Thousands of travelers flock to Italy each year to enjoy the natural delicacy, and the Tuscany region is one of the most important for truffle production. It's here where certified hunters, like Giulio Benuzzi, lead regular guided walks in search of this coveted ingredient.

Typically, Giulio the Truffle Hunter and his adorable shaggy dogs, Eda and Maga, would be hosting truffle hunts at 15th-century villa turned luxury hotel Il Salviatino as black truffles grow year-round on the 12 private acres. During those walks, he teaches guests the basics about the coveted ingredient, including the origin of the truffle, the different varieties, and the process of training his pups to find them in the wild.

But, with those hunts on hold, Benuzzi has been showing beautiful, clear views of Florence from his home in the hills on Instagram and saying the tourism pause is giving local wildlife a needed break.

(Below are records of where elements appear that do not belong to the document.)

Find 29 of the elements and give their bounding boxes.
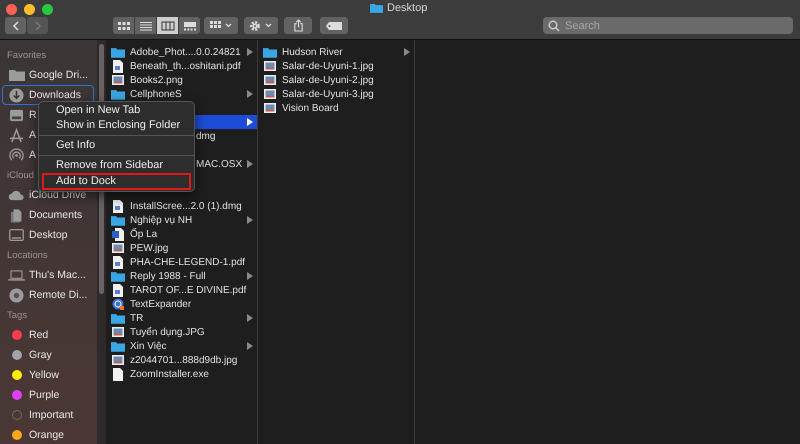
sidebar-section-title: Tags bbox=[7, 310, 28, 321]
file-name: MAC.OSX bbox=[196, 158, 242, 170]
file-name: Tuyển dụng.JPG bbox=[130, 326, 205, 338]
file-name: CellphoneS bbox=[130, 88, 182, 100]
file-name: InstallScree...2.0 (1).dmg bbox=[130, 200, 242, 212]
file-name: ZoomInstaller.exe bbox=[130, 368, 209, 380]
file-name: Beneath_th...oshitani.pdf bbox=[130, 60, 241, 72]
file-name: Hudson River bbox=[282, 46, 343, 58]
file-name: Salar-de-Uyuni-2.jpg bbox=[282, 74, 374, 86]
file-name: z2044701...888d9db.jpg bbox=[130, 354, 238, 366]
file-name: TextExpander bbox=[130, 298, 192, 310]
sidebar-section-title: Favorites bbox=[7, 50, 46, 61]
file-name: Adobe_Phot....0.0.24821 bbox=[130, 46, 241, 58]
sidebar-section-title: Locations bbox=[7, 250, 48, 261]
file-name: Reply 1988 - Full bbox=[130, 270, 206, 282]
file-name: Ốp La bbox=[130, 228, 158, 240]
file-name: TAROT OF...E DIVINE.pdf bbox=[130, 284, 246, 296]
file-name: Vision Board bbox=[282, 102, 339, 114]
file-name: Nghiệp vụ NH bbox=[130, 214, 192, 226]
file-name: Books2.png bbox=[130, 74, 183, 86]
file-name: PEW.jpg bbox=[130, 242, 168, 254]
file-name: Salar-de-Uyuni-1.jpg bbox=[282, 60, 374, 72]
file-name: TR bbox=[130, 312, 144, 324]
file-name: Salar-de-Uyuni-3.jpg bbox=[282, 88, 374, 100]
file-name: Xin Việc bbox=[130, 340, 167, 352]
sidebar-section-title: iCloud bbox=[7, 170, 34, 181]
file-name: PHA-CHE-LEGEND-1.pdf bbox=[130, 256, 246, 268]
file-name: dmg bbox=[196, 130, 216, 142]
window-title: Desktop bbox=[387, 2, 428, 14]
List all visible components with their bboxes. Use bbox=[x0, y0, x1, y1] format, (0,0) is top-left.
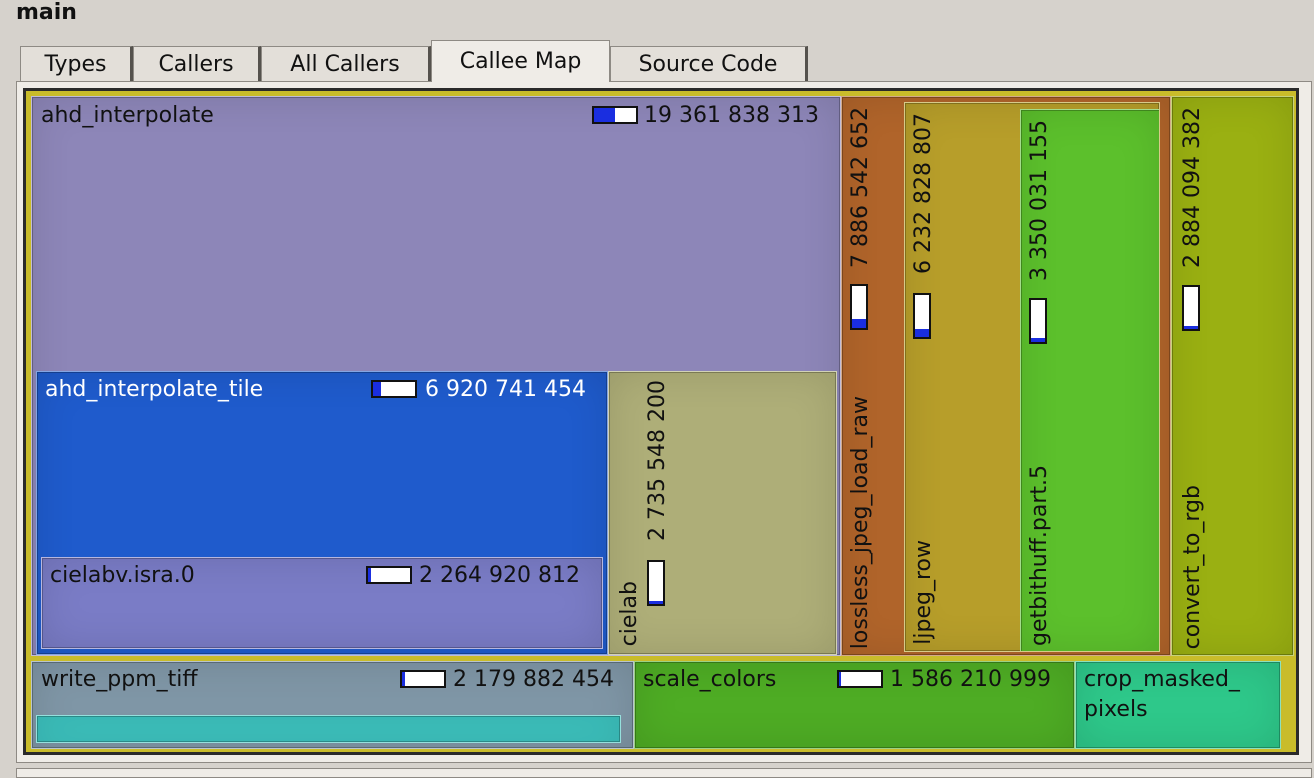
cell-ahd-interpolate-name: ahd_interpolate bbox=[41, 103, 214, 128]
cost-bar bbox=[371, 380, 417, 398]
cost-bar bbox=[913, 293, 931, 339]
cell-ahd-interpolate[interactable]: ahd_interpolate 19 361 838 313 ahd_inter… bbox=[31, 96, 841, 656]
cell-cielabv-isra[interactable]: cielabv.isra.0 2 264 920 812 bbox=[41, 557, 603, 649]
cost-bar-fill bbox=[373, 382, 382, 396]
cost-bar-fill bbox=[402, 672, 405, 686]
cell-convert-to-rgb-name: convert_to_rgb bbox=[1180, 484, 1205, 649]
cell-crop-masked-pixels-name-line2: pixels bbox=[1084, 697, 1148, 722]
cell-ahd-interpolate-cost: 19 361 838 313 bbox=[644, 103, 819, 128]
cell-ahd-interpolate-tile-cost: 6 920 741 454 bbox=[425, 377, 586, 402]
cell-getbithuff-cost: 3 350 031 155 bbox=[1027, 120, 1052, 281]
cell-ljpeg-row[interactable]: ljpeg_row 6 232 828 807 getbithuff.part.… bbox=[904, 102, 1160, 652]
cell-lossless-jpeg-load-raw[interactable]: lossless_jpeg_load_raw 7 886 542 652 ljp… bbox=[841, 96, 1171, 656]
cell-scale-colors[interactable]: scale_colors 1 586 210 999 bbox=[634, 661, 1075, 749]
tab-all-callers[interactable]: All Callers bbox=[261, 46, 431, 82]
cost-bar-fill bbox=[594, 108, 615, 122]
cell-scale-colors-name: scale_colors bbox=[643, 667, 777, 692]
cost-bar-fill bbox=[1031, 338, 1045, 342]
cell-convert-to-rgb-cost: 2 884 094 382 bbox=[1180, 107, 1205, 268]
cost-bar bbox=[837, 670, 883, 688]
cost-bar-fill bbox=[649, 600, 663, 604]
cell-cielab-name: cielab bbox=[617, 580, 642, 646]
cell-ahd-interpolate-tile[interactable]: ahd_interpolate_tile 6 920 741 454 ciela… bbox=[36, 371, 608, 655]
cell-ahd-interpolate-tile-name: ahd_interpolate_tile bbox=[45, 377, 264, 402]
cell-scale-colors-cost: 1 586 210 999 bbox=[890, 667, 1051, 692]
cell-lossless-jpeg-load-raw-name: lossless_jpeg_load_raw bbox=[848, 395, 873, 649]
cost-bar-fill bbox=[839, 672, 841, 686]
tab-all-callers-label: All Callers bbox=[290, 52, 400, 77]
tab-callee-map-label: Callee Map bbox=[459, 49, 582, 74]
tab-source-code-label: Source Code bbox=[638, 52, 778, 77]
cell-write-ppm-tiff-cost: 2 179 882 454 bbox=[453, 667, 614, 692]
cell-ljpeg-row-name: ljpeg_row bbox=[911, 540, 936, 645]
cell-cielabv-isra-cost: 2 264 920 812 bbox=[419, 563, 580, 588]
cell-getbithuff[interactable]: getbithuff.part.5 3 350 031 155 bbox=[1020, 109, 1159, 651]
cell-cielabv-isra-name: cielabv.isra.0 bbox=[50, 563, 195, 588]
cell-cielab[interactable]: cielab 2 735 548 200 bbox=[608, 371, 837, 655]
tab-types[interactable]: Types bbox=[20, 46, 133, 82]
cost-bar bbox=[366, 566, 412, 584]
bottom-panel-edge bbox=[16, 768, 1312, 778]
cell-ljpeg-row-cost: 6 232 828 807 bbox=[911, 113, 936, 274]
tab-callers[interactable]: Callers bbox=[133, 46, 261, 82]
cell-getbithuff-name: getbithuff.part.5 bbox=[1027, 465, 1052, 646]
cell-write-ppm-tiff-name: write_ppm_tiff bbox=[41, 667, 198, 692]
cell-write-ppm-tiff[interactable]: write_ppm_tiff 2 179 882 454 bbox=[31, 661, 634, 749]
cell-crop-masked-pixels[interactable]: crop_masked_ pixels bbox=[1075, 661, 1281, 749]
cost-bar-fill bbox=[852, 318, 866, 328]
cost-bar-fill bbox=[368, 568, 371, 582]
cell-lossless-jpeg-load-raw-cost: 7 886 542 652 bbox=[848, 107, 873, 268]
cost-bar bbox=[647, 560, 665, 606]
window-title: main bbox=[16, 0, 77, 25]
cost-bar bbox=[1182, 285, 1200, 331]
cost-bar bbox=[850, 284, 868, 330]
cost-bar bbox=[592, 106, 638, 124]
callee-treemap[interactable]: ahd_interpolate 19 361 838 313 ahd_inter… bbox=[23, 88, 1299, 755]
cell-write-ppm-tiff-child[interactable] bbox=[36, 715, 621, 743]
cost-bar-fill bbox=[915, 329, 929, 337]
cell-crop-masked-pixels-name-line1: crop_masked_ bbox=[1084, 667, 1240, 692]
cell-cielab-cost: 2 735 548 200 bbox=[645, 380, 670, 541]
cost-bar-fill bbox=[1184, 325, 1198, 329]
tab-types-label: Types bbox=[44, 52, 107, 77]
cost-bar bbox=[400, 670, 446, 688]
cost-bar bbox=[1029, 298, 1047, 344]
tab-callee-map[interactable]: Callee Map bbox=[431, 40, 610, 82]
cell-convert-to-rgb[interactable]: convert_to_rgb 2 884 094 382 bbox=[1171, 96, 1294, 656]
tab-callers-label: Callers bbox=[158, 52, 234, 77]
tab-source-code[interactable]: Source Code bbox=[610, 46, 808, 82]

"The pause in truffle hunting is giving an important break to the trees and wild animals in our Tuscan forests, where the air is now more pure, and the trees themselves seem to be in better condition," he told Departures. "I can see this from my home in the hills, where views of Florence in the distance are more clear. With this temporary pause on tourism, the desire and pleasure of eating truffles, as well as other Italian delicacies, is becoming stronger."

He added, "And when travelers return to Italy, we'll be here to satisfy that craving with an abundance of delicious truffles."